Benim Cevabım: Ama ben her şeyi kendi gücüm dahilinde yaparsam ve siz her şeyi kendi gücünüzle yaparsanız, o zaman eşsiz yeteneklerimize göre eşit oluruz. Siz bu şekilde yaratıldınız, ben böyle yaratıldım. Bu yüzden elimden geldiği kadarını yapıyorum ve siz de yapabildiğiniz kadarını yapıyorsunuz. Biri akıllıdır, diğeri güçlüdür.

Soru: Bunu kim belirleyebilir?

Cevap: Hiç kimse yapamaz. Bizlere doğayı doğru bir şekilde anlamamız öğretilmelidir. O zaman bir kişiyi topluma katkısına göre değil; çünkü bazıları farklı nicelik ve nitelikte daha fazlasını yapabilir ve diğerleri daha az yapabilir, ancak kendine özgü koşullara göre ve kendini ne kadar verdiğine göre değerlendireceğiz.

Yorum: Bununla birlikte, kişi eşit fırsatlara sahip olmalıdır. Yetiştirilme tarzı ile ilgili konuşuyorsunuz, ama herkes aynı değil.

Benim Cevabım: Bu başka bir meseledir. Herkese, aynı değil ama uygun bir eğitim ve yetiştirilme sağlamalıyız.

Doğa açısından bakıldığında, kişiye toplumda doğru gelişim için ihtiyaç duyduğu en uygun imkânlar sağlanmalıdır, böylece toplum, kişiden kendi yararına verebileceğini azami ölçüde alır. Fırsat eşitliği budur.

Soru: Peki toplum için neyin iyi olduğunu kim belirler?

Cevap: Toplumun kendisi ve eğitim sistemi. Her şey eğitime bağlıdır. İnsanları, toplum için elinden gelen her şeyi yapma ihtiyacını hissetmeye zorlayacak şekilde olmalıdır. İdeal olarak, toplumun tüm üyeleri böyle hissettiğinde, o zaman onların eşitliğinden söz edebiliriz.

 

Birlik Şovenizme Yol Açtığında

Soru: Kardeşlik ilkesi nedir?

Cevap: Bu ilkeye uymak bize en iyi koşulu sağlar. Birbirimizi düşünürsek, birbirimizi desteklersek ve herkes birbirini önemserse, hiçbirimiz kötü hissetmeyiz.

Yorum: Aşırı birliğin ırkçılığa, şovenizme, köktenciliğe ve dini fanatizme yol açtığı söyleniyor.

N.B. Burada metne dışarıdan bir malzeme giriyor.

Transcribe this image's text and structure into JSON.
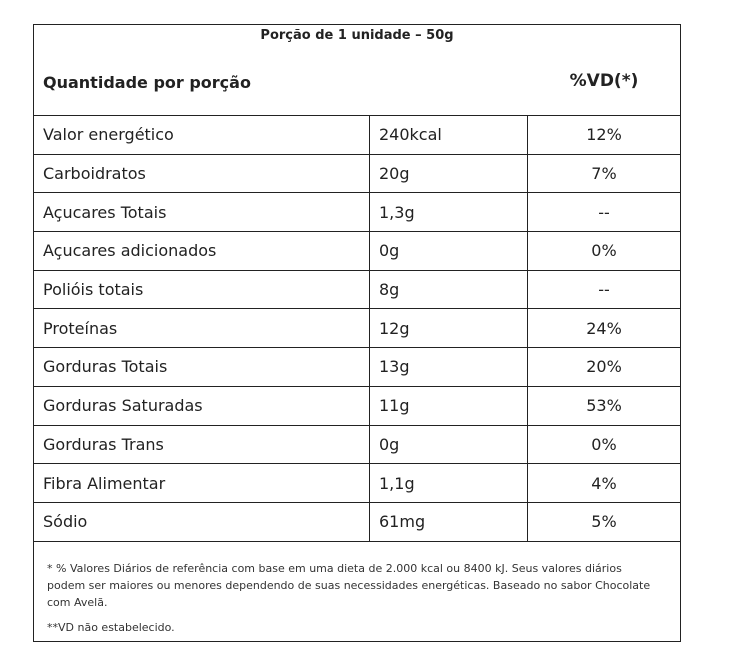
{
  "portion": "Porção de 1 unidade – 50g",
  "header": {
    "left": "Quantidade por porção",
    "right": "%VD(*)"
  },
  "rows": [
    {
      "name": "Valor energético",
      "amount": "240kcal",
      "vd": "12%"
    },
    {
      "name": "Carboidratos",
      "amount": "20g",
      "vd": "7%"
    },
    {
      "name": "Açucares Totais",
      "amount": "1,3g",
      "vd": "--"
    },
    {
      "name": "Açucares adicionados",
      "amount": "0g",
      "vd": "0%"
    },
    {
      "name": "Polióis totais",
      "amount": "8g",
      "vd": "--"
    },
    {
      "name": "Proteínas",
      "amount": "12g",
      "vd": "24%"
    },
    {
      "name": "Gorduras Totais",
      "amount": "13g",
      "vd": "20%"
    },
    {
      "name": "Gorduras Saturadas",
      "amount": "11g",
      "vd": "53%"
    },
    {
      "name": "Gorduras Trans",
      "amount": "0g",
      "vd": "0%"
    },
    {
      "name": "Fibra Alimentar",
      "amount": "1,1g",
      "vd": "4%"
    },
    {
      "name": "Sódio",
      "amount": "61mg",
      "vd": "5%"
    }
  ],
  "footnote": "* % Valores Diários de referência com base em uma dieta de 2.000 kcal ou 8400 kJ. Seus valores diários podem ser maiores ou menores dependendo de suas necessidades energéticas. Baseado no sabor Chocolate com Avelã.",
  "footnote2": "**VD não estabelecido."
}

Cevabım: Hayır. Bu, bir grup insanı alıp onlara daha dikkatli davranmaya başlarsam olur, çünkü başkalarına yönelik belirli bir hedefimiz vardır. Başkalarına karşı!

Kendimizi özel bireyler gibi hissetmeye başlarız. Bize güç veren egoist bir duygudur. Ve burada elbette amacın ötesine geçeriz. Ancak bu artık basit bir egoizm değil, şovenizmdir.

Soru: Yani birisine karşı birleşmek egoist doğamıza aykırı değil mi?

Cevap: Evet. Bu durumda, sadece ortağa ihtiyacım vardır. Onları bulurum, birbirimizi gözetiriz,  güçlü, sıkı sıkıya bağlı bir ekibizdir ve sadece herkesi alt ederiz.

Soru: Belki de tüm dünyalıların birine karşı, örneğin uzaylılara karşı toplanmasını sağlayacak bir şey bulabilir miyiz? Sanki bir tür tehlike içindeymişiz gibi. Ve o zaman tüm dünyalılar birleşirdi.

Cevap: Her ülke bir tür rakip ortaya atar. Ve bu gerçekten insanları birleştirir. Bu, politikacılar tarafından kullanılmaktadır. Neden tüm gelişmiş ülkeler genellikle muhalefettir? Bu onların birleşmesine yardımcı olur, insanları, kaynakları harekete geçirir ve kitlelerde ek güç sergiler.